2 Kamari Beach, Santorini, Greece
Santorini is often described as the very best of all the Greek Islands and its beaches go a long way in creating that claim to fame. Among the stunning examples is Kamari Beach, just a few miles south east of the island’s capital, Fira. The sand is fine and black but what makes Kamari stand out is the huge rock stack known as Mesa Vouno that stands like a sentinel in the sea. Why so special? It shines in the dark.
3 Anse Cochon, St. Lucia
St. Lucia is blessed with many gorgeous tropical beaches and a number are black sand beaches. You can head to the romantic Anse Chastenet or Anse de Pitons at the foot of the icons of the island, Les Pitons, but if you want more of a visual experience, Anse Cochon provides it. At Anse Cochon, white sand ribbons mix with the black sand, making swirling patterns. Bonus – you get to enjoy the sand in tranquillity as the beach is only accessible by boat and crowds never gather.
4 Black Sands Beach, California, USA
I learnt something new about California. Some of the beaches of the Golden State have black sand. Black Sands Beach sits on the Lost Coast which runs for about 80 miles along the northern coast of California. The beach has a length of ~3.5 miles and is blessed with a backdrop of majestic Redwoods.
5 Lago Verde, Lanzarote, Spain
The Canary Islands are all volcanic so beaches with black sand are common here. What makes Lago Verde however, is not just the sand – you might have guessed given that it’s name is green lagoon. Walk just beyond the charming white-washed village of El Golfo and you’ll come upon a stunning sight. The crescent-shaped green lagoon sits in a partly submerged volcanic crater next to a shimmering black sand beach. It’s like a scene from a sci-fi movie.
6 Muriwai Beach, New Zealand
Of course the most beautiful country on Earth is going to throw its hat in the ring of beaches with black sand. The finest Kiwi example is Muriwai, which stretches for 37 miles on the west coast of North Island. The shimmering sand is best seen from the viewing platforms at the beach’s southern end from where you can also watch the huge colony of gannets, New Zealand’s largest. You’ll also get a great view of the rock stacks that stand just offshore (are you sensing a pattern here?)

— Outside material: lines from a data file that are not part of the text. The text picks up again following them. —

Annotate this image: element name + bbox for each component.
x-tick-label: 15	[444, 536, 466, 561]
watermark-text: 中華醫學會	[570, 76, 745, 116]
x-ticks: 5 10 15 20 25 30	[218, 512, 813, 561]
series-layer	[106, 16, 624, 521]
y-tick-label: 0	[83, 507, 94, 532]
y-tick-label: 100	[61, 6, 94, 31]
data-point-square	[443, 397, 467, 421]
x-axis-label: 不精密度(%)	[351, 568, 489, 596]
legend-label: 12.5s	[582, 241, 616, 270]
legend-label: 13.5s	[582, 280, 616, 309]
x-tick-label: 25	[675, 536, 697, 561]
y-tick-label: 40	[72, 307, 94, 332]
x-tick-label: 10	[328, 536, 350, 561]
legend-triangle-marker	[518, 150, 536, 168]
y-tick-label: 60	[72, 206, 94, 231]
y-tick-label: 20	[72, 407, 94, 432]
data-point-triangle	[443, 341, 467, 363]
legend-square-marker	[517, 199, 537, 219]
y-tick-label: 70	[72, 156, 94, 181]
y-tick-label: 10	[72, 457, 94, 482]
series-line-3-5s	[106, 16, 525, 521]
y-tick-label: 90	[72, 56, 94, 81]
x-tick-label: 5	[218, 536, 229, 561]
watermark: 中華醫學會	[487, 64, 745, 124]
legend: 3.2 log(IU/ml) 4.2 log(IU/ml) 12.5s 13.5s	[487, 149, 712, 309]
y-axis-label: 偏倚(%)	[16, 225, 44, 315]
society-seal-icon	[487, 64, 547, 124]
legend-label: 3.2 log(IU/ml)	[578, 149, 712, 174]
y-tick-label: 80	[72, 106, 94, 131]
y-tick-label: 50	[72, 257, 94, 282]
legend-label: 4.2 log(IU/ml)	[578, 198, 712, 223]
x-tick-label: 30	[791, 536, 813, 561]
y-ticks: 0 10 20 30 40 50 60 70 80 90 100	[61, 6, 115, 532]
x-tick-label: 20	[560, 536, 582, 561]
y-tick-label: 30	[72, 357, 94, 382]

7 Wai’anapanapa State Park, Maui, Hawaii, USA
It doesn’t have a recognized name of its own but this black beach is on Maui’s east side in one of the island’s state parks. The sand is a remnant from the lava flows of Mt. Haleakala which is for now, dormant. Apart from the surfing, the big attraction here is the cave. The story goes that King Ka’akea killed his wife while she was hiding in the cave. Plus, they say black goes with everything right? Well here, the surf turns red thanks to tiny shrimp known as opae’ula – the contrast to the black sand is surreal but mesmerizing.
What do you think about black sand beaches? Do you find them as beautiful as golden and white beaches?